An Underactuated Prosthetic Hand Based on Postural Synergies
December 2011 to present
It is a particularly challenging task to build and attach an anthropomorphic prosthetic hand that can replicate delicate motions of the biological original. In order to achieve this goal, the prosthetic hand shall be versatile enough for various daily tasks and controllable through a bio-signal interface, such as EMG (electro-myography) or EEG (electro-encephalography). However limited bandwidth of these interfaces used to prevent fully actuated robotic hands from being applied as prostheses if each DoF (Degree of Freedom) requires individual control to perform dexterous grasping tasks, even though many designs were absolutely the state-of-the-art.
Recent advances in neurology showed that CNS (Central Nervous System) controls hand muscles in a coordinated manner. This coordination is referred as to a postural synergy. Each postural synergy corresponds to flexion/extension actuation statuses of several involved muscles. CNS combines postural synergies, adjusting each synergy’s weight (coefficient), to realize various hand motions. Combination of two primary postural synergies accounts for more than 80% of the variance of dozens of different grasping postures.

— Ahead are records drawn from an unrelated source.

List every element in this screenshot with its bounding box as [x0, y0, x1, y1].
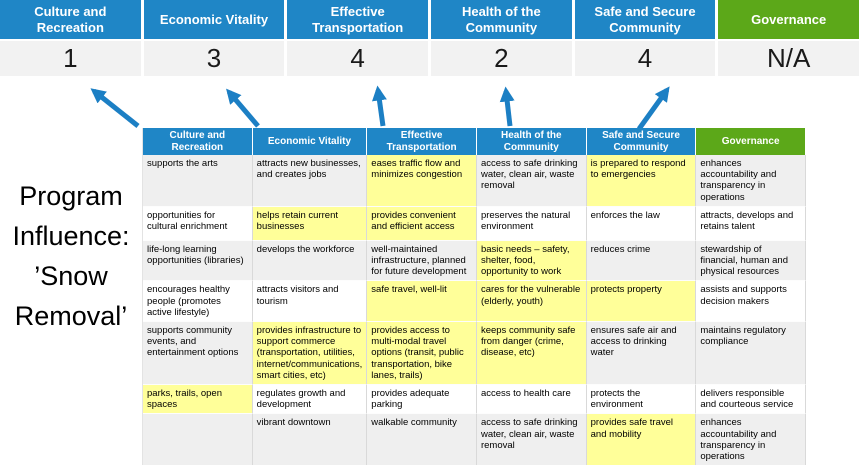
matrix-cell-r1c3: eases traffic flow and minimizes congest…: [367, 155, 477, 207]
banner-label: Safe and Secure Community: [574, 0, 716, 41]
arrow-icon: [372, 85, 387, 127]
matrix-header-health-of-the-community: Health of the Community: [476, 128, 587, 155]
matrix-cell-r7c2: vibrant downtown: [252, 414, 368, 465]
banner-score-value: 2: [431, 41, 572, 76]
matrix-cell-r3c1: life-long learning opportunities (librar…: [143, 240, 253, 282]
score-banner: Culture and Recreation 1 Economic Vitality…: [0, 0, 859, 76]
banner-label: Effective Transportation: [287, 0, 428, 41]
matrix-cell-r2c3: provides convenient and efficient access: [367, 206, 477, 241]
matrix-cell-r6c6: delivers responsible and courteous servi…: [696, 385, 806, 415]
program-title-line: Removal’: [14, 301, 128, 331]
matrix-cell-r5c1: supports community events, and entertain…: [143, 322, 253, 386]
matrix-cell-r4c5: protects property: [586, 281, 697, 323]
matrix-cell-r2c4: preserves the natural environment: [476, 206, 587, 241]
matrix-cell-r4c1: encourages healthy people (promotes acti…: [143, 281, 253, 323]
matrix-cell-r5c6: maintains regulatory compliance: [696, 322, 806, 386]
banner-score-value: 3: [143, 41, 285, 76]
matrix-cell-r5c5: ensures safe air and access to drinking …: [586, 322, 697, 386]
matrix-cell-r2c1: opportunities for cultural enrichment: [143, 206, 253, 241]
program-title-line: Program: [19, 181, 123, 211]
matrix-cell-r7c3: walkable community: [367, 414, 477, 465]
matrix-cell-r5c3: provides access to multi-modal travel op…: [367, 322, 477, 386]
banner-label: Health of the Community: [431, 0, 572, 41]
banner-column-health-of-the-community: Health of the Community 2: [431, 0, 572, 76]
matrix-cell-r2c6: attracts, develops and retains talent: [696, 206, 806, 241]
banner-column-safe-and-secure-community: Safe and Secure Community 4: [574, 0, 716, 76]
banner-column-economic-vitality: Economic Vitality 3: [143, 0, 285, 76]
matrix-cell-r6c5: protects the environment: [586, 385, 697, 415]
matrix-cell-r2c5: enforces the law: [586, 206, 697, 241]
arrow-icon: [226, 88, 260, 128]
matrix-cell-r6c2: regulates growth and development: [252, 385, 368, 415]
matrix-cell-r6c3: provides adequate parking: [367, 385, 477, 415]
matrix-cell-r1c5: is prepared to respond to emergencies: [586, 155, 697, 207]
matrix-header-governance: Governance: [696, 128, 806, 155]
arrow-icon: [499, 86, 515, 127]
program-influence-title: Program Influence: ’Snow Removal’: [0, 176, 142, 336]
banner-score-value: 1: [0, 41, 141, 76]
matrix-cell-r5c2: provides infrastructure to support comme…: [252, 322, 368, 386]
matrix-cell-r3c4: basic needs – safety, shelter, food, opp…: [476, 240, 587, 282]
matrix-cell-r7c5: provides safe travel and mobility: [586, 414, 697, 465]
matrix-cell-r6c1: parks, trails, open spaces: [143, 385, 253, 415]
matrix-header-effective-transportation: Effective Transportation: [367, 128, 477, 155]
matrix-cell-r5c4: keeps community safe from danger (crime,…: [476, 322, 587, 386]
banner-label: Culture and Recreation: [0, 0, 141, 41]
banner-column-effective-transportation: Effective Transportation 4: [287, 0, 428, 76]
program-title-line: ’Snow: [34, 261, 108, 291]
banner-column-governance: Governance N/A: [718, 0, 859, 76]
matrix-cell-r1c2: attracts new businesses, and creates job…: [252, 155, 368, 207]
matrix-cell-r4c4: cares for the vulnerable (elderly, youth…: [476, 281, 587, 323]
matrix-cell-r4c2: attracts visitors and tourism: [252, 281, 368, 323]
banner-score-value: 4: [574, 41, 716, 76]
matrix-cell-r1c4: access to safe drinking water, clean air…: [476, 155, 587, 207]
matrix-cell-r4c3: safe travel, well-lit: [367, 281, 477, 323]
matrix-cell-r7c1: [143, 414, 253, 465]
matrix-cell-r1c1: supports the arts: [143, 155, 253, 207]
influence-matrix: Culture and Recreation Economic Vitality E…: [142, 128, 806, 465]
matrix-cell-r1c6: enhances accountability and transparency…: [696, 155, 806, 207]
matrix-cell-r7c4: access to safe drinking water, clean air…: [476, 414, 587, 465]
matrix-cell-r7c6: enhances accountability and transparency…: [696, 414, 806, 465]
arrows-layer: [90, 85, 670, 131]
banner-label: Governance: [718, 0, 859, 41]
matrix-header-economic-vitality: Economic Vitality: [252, 128, 368, 155]
matrix-cell-r6c4: access to health care: [476, 385, 587, 415]
matrix-cell-r4c6: assists and supports decision makers: [696, 281, 806, 323]
matrix-cell-r3c2: develops the workforce: [252, 240, 368, 282]
matrix-header-culture-and-recreation: Culture and Recreation: [143, 128, 253, 155]
banner-score-value: 4: [287, 41, 428, 76]
matrix-cell-r3c5: reduces crime: [586, 240, 697, 282]
arrow-icon: [636, 86, 670, 131]
matrix-cell-r2c2: helps retain current businesses: [252, 206, 368, 241]
matrix-cell-r3c6: stewardship of financial, human and phys…: [696, 240, 806, 282]
banner-column-culture-and-recreation: Culture and Recreation 1: [0, 0, 141, 76]
banner-score-value: N/A: [718, 41, 859, 76]
matrix-cell-r3c3: well-maintained infrastructure, planned …: [367, 240, 477, 282]
arrow-icon: [90, 88, 140, 128]
matrix-header-safe-and-secure-community: Safe and Secure Community: [586, 128, 697, 155]
banner-label: Economic Vitality: [143, 0, 285, 41]
program-title-line: Influence:: [12, 221, 130, 251]
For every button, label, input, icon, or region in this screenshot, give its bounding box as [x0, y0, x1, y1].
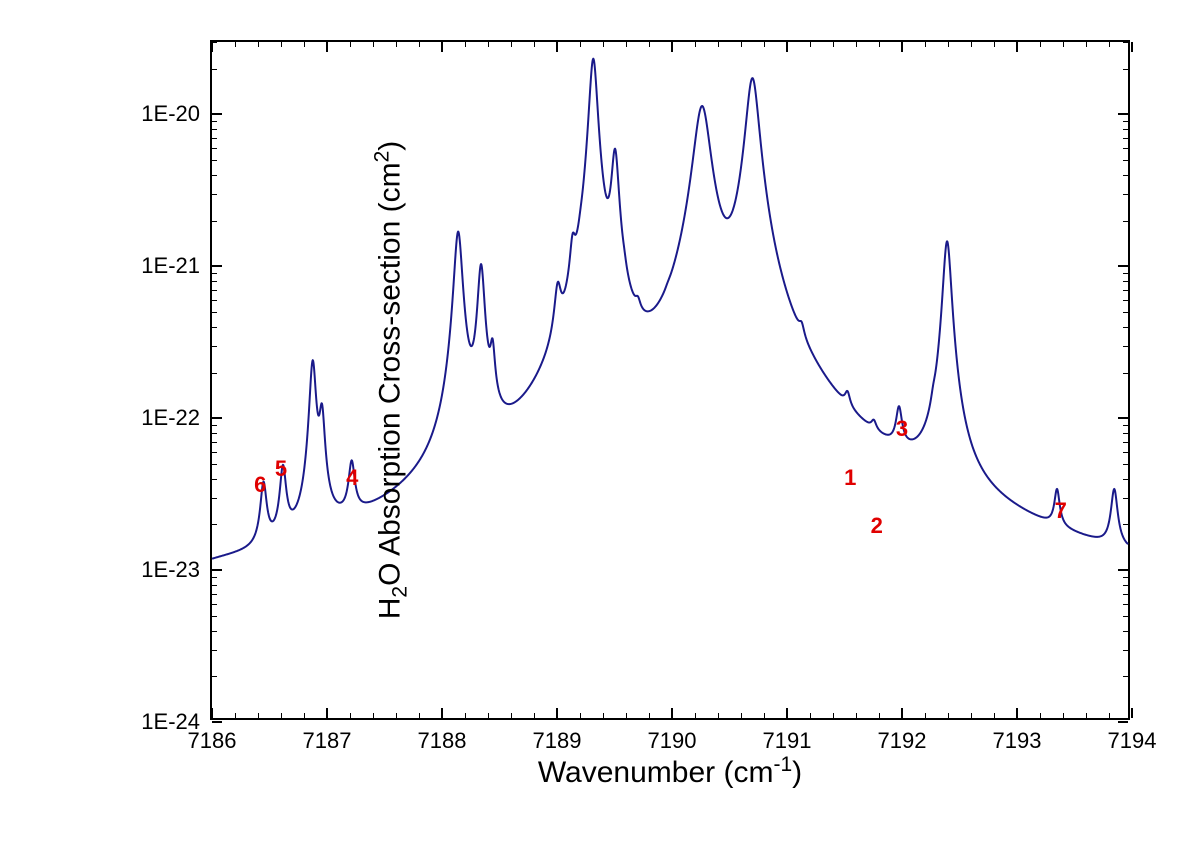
peak-annotation-1: 1	[844, 465, 856, 491]
peak-annotation-3: 3	[896, 416, 908, 442]
spectrum-chart: 1E-241E-231E-221E-211E-20718671877188718…	[100, 20, 1150, 790]
peak-annotation-7: 7	[1055, 498, 1067, 524]
peak-annotation-6: 6	[254, 472, 266, 498]
x-tick-label: 7187	[303, 728, 352, 754]
x-tick-label: 7190	[648, 728, 697, 754]
x-tick-label: 7192	[878, 728, 927, 754]
y-tick-label: 1E-21	[141, 253, 200, 279]
x-tick-label: 7186	[188, 728, 237, 754]
y-tick-label: 1E-22	[141, 405, 200, 431]
x-tick-label: 7193	[993, 728, 1042, 754]
x-tick-label: 7189	[533, 728, 582, 754]
y-axis-label: H2O Absorption Cross-section (cm2)	[370, 141, 412, 620]
spectrum-line	[212, 42, 1128, 718]
x-axis-label: Wavenumber (cm-1)	[538, 753, 802, 790]
y-tick-label: 1E-23	[141, 557, 200, 583]
peak-annotation-2: 2	[871, 513, 883, 539]
x-tick-label: 7191	[763, 728, 812, 754]
peak-annotation-5: 5	[275, 456, 287, 482]
x-tick-label: 7194	[1108, 728, 1157, 754]
y-tick-label: 1E-20	[141, 101, 200, 127]
peak-annotation-4: 4	[346, 465, 358, 491]
x-tick-label: 7188	[418, 728, 467, 754]
plot-area: 1E-241E-231E-221E-211E-20718671877188718…	[210, 40, 1130, 720]
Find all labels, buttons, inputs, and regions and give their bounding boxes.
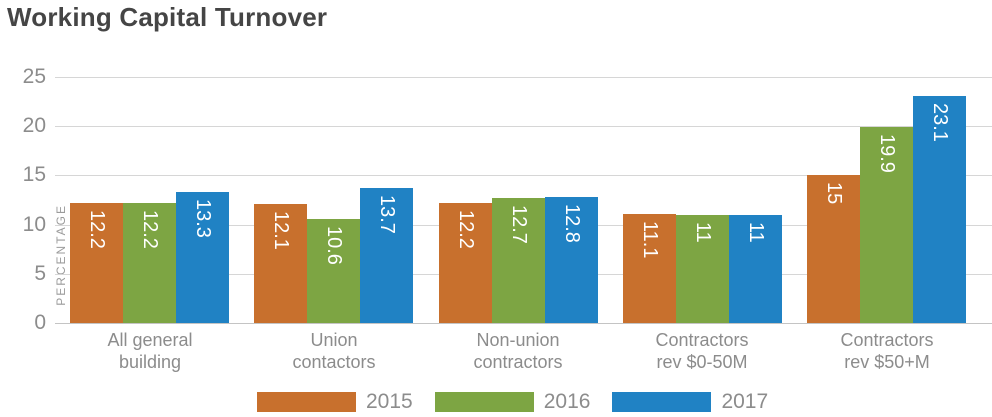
bar-2015-group4: 11.1 [623,214,676,323]
bar-value-label: 13.3 [192,199,214,238]
bar-2017-group2: 13.7 [360,188,413,323]
y-tick-label-20: 20 [22,114,46,137]
bar-value-label: 12.8 [561,204,583,243]
legend-item-2016: 2016 [434,390,591,413]
bar-value-label: 13.7 [376,195,398,234]
bar-2016-group1: 12.2 [123,203,176,323]
bar-value-label: 10.6 [323,226,345,265]
bar-value-label: 11.1 [639,221,661,259]
bar-2017-group4: 11 [729,215,782,323]
bar-value-label: 11 [745,222,767,243]
legend-swatch-2017 [612,391,712,412]
bar-2015-group1: 12.2 [70,203,123,323]
legend-item-2015: 2015 [257,391,413,412]
chart-title: Working Capital Turnover [7,2,328,32]
bar-2016-group4: 11 [676,215,729,323]
y-tick-label-0: 0 [34,311,46,334]
y-tick-label-25: 25 [22,65,46,88]
y-axis-title: PERCENTAGE [53,204,68,306]
bar-value-label: 12.7 [508,205,530,244]
bar-value-label: 12.2 [455,210,477,249]
bar-value-label: 12.2 [86,210,108,249]
gridline-0 [55,323,992,324]
legend-item-2017: 2017 [612,391,768,412]
x-category-label-2: Union contactors [292,330,376,372]
bar-2016-group5: 19.9 [860,127,913,323]
bar-value-label: 15 [823,182,845,205]
x-category-label-1: All general building [107,330,193,372]
bar-2016-group2: 10.6 [307,219,360,323]
bar-value-label: 12.1 [270,211,292,250]
bar-2017-group1: 13.3 [176,192,229,323]
y-tick-label-5: 5 [34,262,46,285]
legend-label-2017: 2017 [721,390,769,413]
bar-2015-group5: 15 [807,175,860,323]
bar-2015-group2: 12.1 [254,204,307,323]
gridline-20 [55,126,992,127]
bar-2016-group3: 12.7 [492,198,545,323]
y-tick-label-10: 10 [22,213,46,236]
bar-value-label: 19.9 [876,134,898,173]
bar-2017-group5: 23.1 [913,96,966,323]
bar-value-label: 11 [692,222,714,243]
x-category-label-3: Non-union contractors [473,330,563,372]
legend-swatch-2015 [257,391,356,412]
legend-label-2016: 2016 [543,390,591,413]
gridline-15 [55,175,992,176]
legend-label-2015: 2015 [366,390,413,413]
gridline-25 [55,77,992,78]
legend-swatch-2016 [434,391,534,412]
y-tick-label-15: 15 [22,163,46,186]
bar-value-label: 23.1 [929,103,951,142]
x-category-label-5: Contractors rev $50+M [840,330,934,372]
bar-2017-group3: 12.8 [545,197,598,323]
legend: 2015 2016 2017 [257,391,768,412]
bar-2015-group3: 12.2 [439,203,492,323]
bar-value-label: 12.2 [139,210,161,249]
x-category-label-4: Contractors rev $0-50M [655,330,749,372]
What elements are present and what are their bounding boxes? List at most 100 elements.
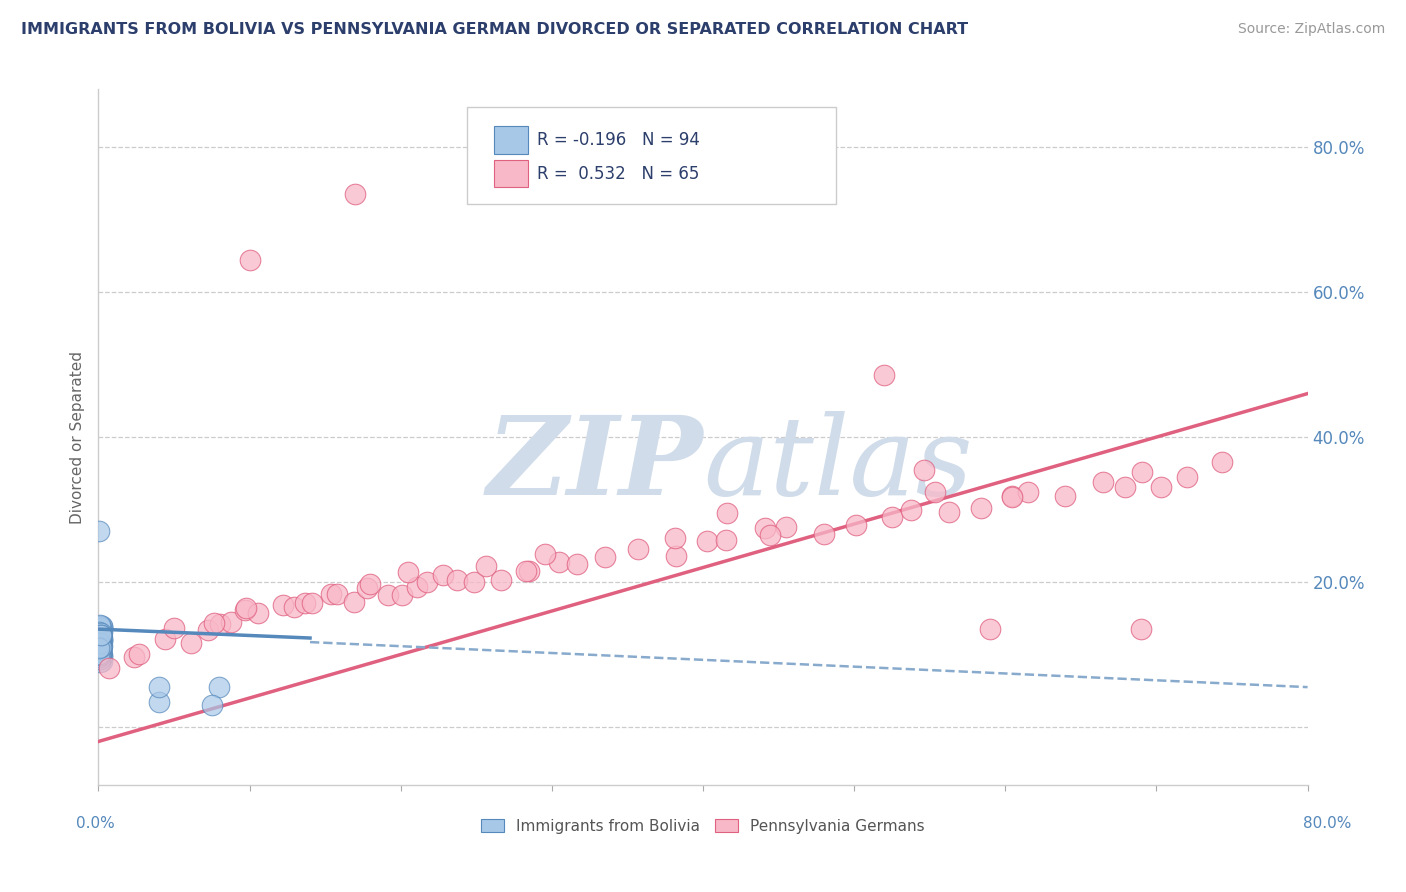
Point	[912, 462, 935, 476]
Point	[319, 587, 342, 601]
Point	[89, 524, 111, 539]
Point	[845, 517, 868, 532]
Point	[873, 368, 896, 383]
Point	[547, 556, 569, 570]
Point	[122, 649, 145, 664]
Point	[359, 576, 381, 591]
Point	[89, 647, 111, 661]
Point	[446, 574, 468, 588]
Point	[180, 636, 202, 650]
Point	[90, 648, 112, 663]
Point	[91, 621, 114, 635]
Point	[90, 642, 112, 657]
Point	[87, 639, 110, 653]
Point	[90, 635, 112, 649]
Point	[89, 649, 111, 664]
Point	[533, 547, 555, 561]
Point	[90, 626, 112, 640]
Point	[239, 252, 262, 267]
Point	[1175, 469, 1198, 483]
Point	[89, 655, 111, 669]
Point	[759, 528, 782, 542]
Text: 0.0%: 0.0%	[76, 816, 115, 831]
Point	[416, 574, 439, 589]
Point	[90, 625, 112, 640]
Point	[89, 629, 111, 643]
Point	[775, 520, 797, 534]
Point	[979, 622, 1001, 636]
Point	[90, 619, 112, 633]
Point	[880, 510, 903, 524]
FancyBboxPatch shape	[494, 127, 527, 154]
Text: R = -0.196   N = 94: R = -0.196 N = 94	[537, 131, 700, 149]
Point	[396, 565, 419, 579]
Point	[202, 616, 225, 631]
Point	[89, 624, 111, 638]
Point	[1017, 485, 1039, 500]
Point	[89, 630, 111, 644]
Point	[406, 580, 429, 594]
Point	[90, 650, 112, 665]
Point	[90, 634, 112, 648]
Point	[90, 630, 112, 644]
Point	[90, 631, 112, 645]
Point	[716, 506, 738, 520]
Point	[475, 558, 498, 573]
Point	[89, 635, 111, 649]
Point	[89, 643, 111, 657]
Point	[89, 642, 111, 657]
Point	[89, 632, 111, 647]
Point	[1150, 480, 1173, 494]
Point	[273, 599, 295, 613]
Point	[1054, 490, 1077, 504]
Point	[593, 550, 616, 565]
Point	[969, 500, 991, 515]
Point	[89, 625, 111, 640]
Point	[87, 643, 110, 657]
Point	[90, 639, 112, 653]
Text: 80.0%: 80.0%	[1303, 816, 1351, 831]
Point	[326, 587, 349, 601]
Point	[89, 627, 111, 641]
Point	[98, 660, 121, 674]
Point	[163, 622, 186, 636]
Point	[696, 534, 718, 549]
Point	[89, 625, 111, 640]
Point	[89, 641, 111, 656]
Point	[247, 606, 270, 620]
Point	[90, 648, 112, 662]
Point	[89, 638, 111, 652]
Point	[89, 648, 111, 662]
Point	[89, 640, 111, 654]
Point	[89, 644, 111, 658]
Text: Source: ZipAtlas.com: Source: ZipAtlas.com	[1237, 22, 1385, 37]
Point	[89, 651, 111, 665]
Point	[90, 648, 112, 662]
Point	[377, 588, 399, 602]
Point	[91, 634, 114, 648]
Point	[90, 644, 112, 658]
Point	[89, 646, 111, 660]
Point	[90, 645, 112, 659]
Point	[343, 595, 366, 609]
Point	[89, 640, 111, 655]
Point	[294, 596, 316, 610]
Point	[301, 596, 323, 610]
Point	[1000, 490, 1022, 504]
Point	[1001, 489, 1024, 503]
Point	[155, 632, 177, 647]
Point	[89, 642, 111, 657]
Point	[221, 615, 243, 629]
Point	[89, 648, 111, 663]
Point	[90, 650, 112, 665]
Point	[89, 627, 111, 641]
Point	[90, 620, 112, 634]
Point	[87, 642, 110, 657]
Point	[90, 636, 112, 650]
Text: atlas: atlas	[703, 411, 973, 518]
Point	[89, 632, 111, 647]
Point	[1130, 465, 1153, 479]
Point	[463, 574, 485, 589]
Point	[90, 639, 112, 653]
Point	[1130, 622, 1153, 636]
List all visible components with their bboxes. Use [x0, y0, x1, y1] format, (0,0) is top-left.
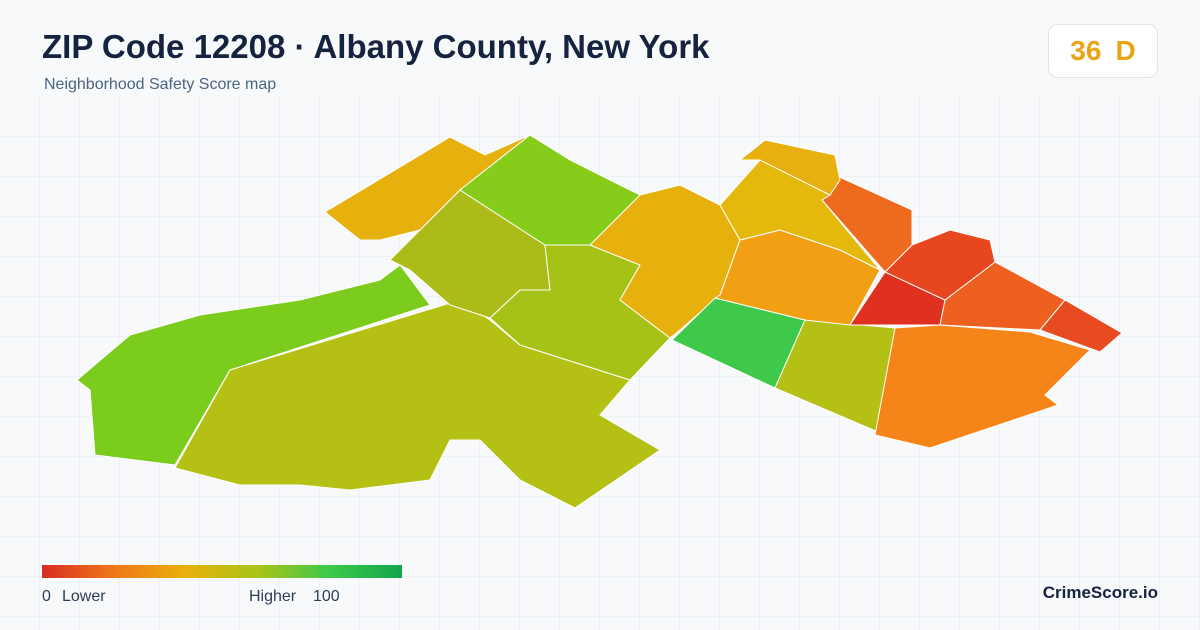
brand: CrimeScore.io	[1042, 583, 1158, 602]
region	[76, 264, 431, 466]
region	[738, 139, 841, 196]
zip-regions	[76, 134, 1123, 509]
region	[1039, 299, 1123, 353]
score-badge: 36 D	[1048, 24, 1158, 78]
legend-min-label: Lower	[62, 588, 106, 605]
subtitle: Neighborhood Safety Score map	[44, 76, 277, 93]
legend-gradient	[42, 565, 402, 578]
legend-max-label: Higher	[249, 588, 297, 605]
legend-min-value: 0	[42, 588, 51, 605]
score-value: 36	[1070, 35, 1102, 66]
title: ZIP Code 12208 · Albany County, New York	[42, 28, 710, 65]
legend-max-value: 100	[313, 588, 340, 605]
region	[874, 324, 1091, 449]
score-grade: D	[1115, 35, 1136, 66]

This project proposes a complete process of designing underactuated prosthetic hands to realize intended continuous hand motions. The specific paradigm is to rotate two rehabilitation training balls on palm using coordinated finger motions as shown in the figure. This exercise helps the elderly or patients after mild stroke to maintain or recover their hand motor function. Although this motion sequence might not seem practically meaningful for amputees, the motivation here is to demonstrate the capability and effectiveness of this proposed design process.
In order to realize the intended motion sequence of manipulating rehabilitation training balls on a prosthetic hand, a dummy hand was first constructed and manually posed for six different key poses. The dummy hand had identical enveloping dimensions and geometry as the one to be constructed with transmissions and actuations. The poses of the dummy hand were measured using an optical tracker and the postural synergies were extracted to guide the design of a complicated transmission system which maps two synergy inputs to 15 outputs to drive the prosthetic hand.
Then the prosthetic hand with transmission was designed, following the exact enveloping dimensions and geometry of the dummy hand, as shown in the figure. It was expected that the exact motion sequence on the dummy hand can be precisely repeated by the prosthetic hand.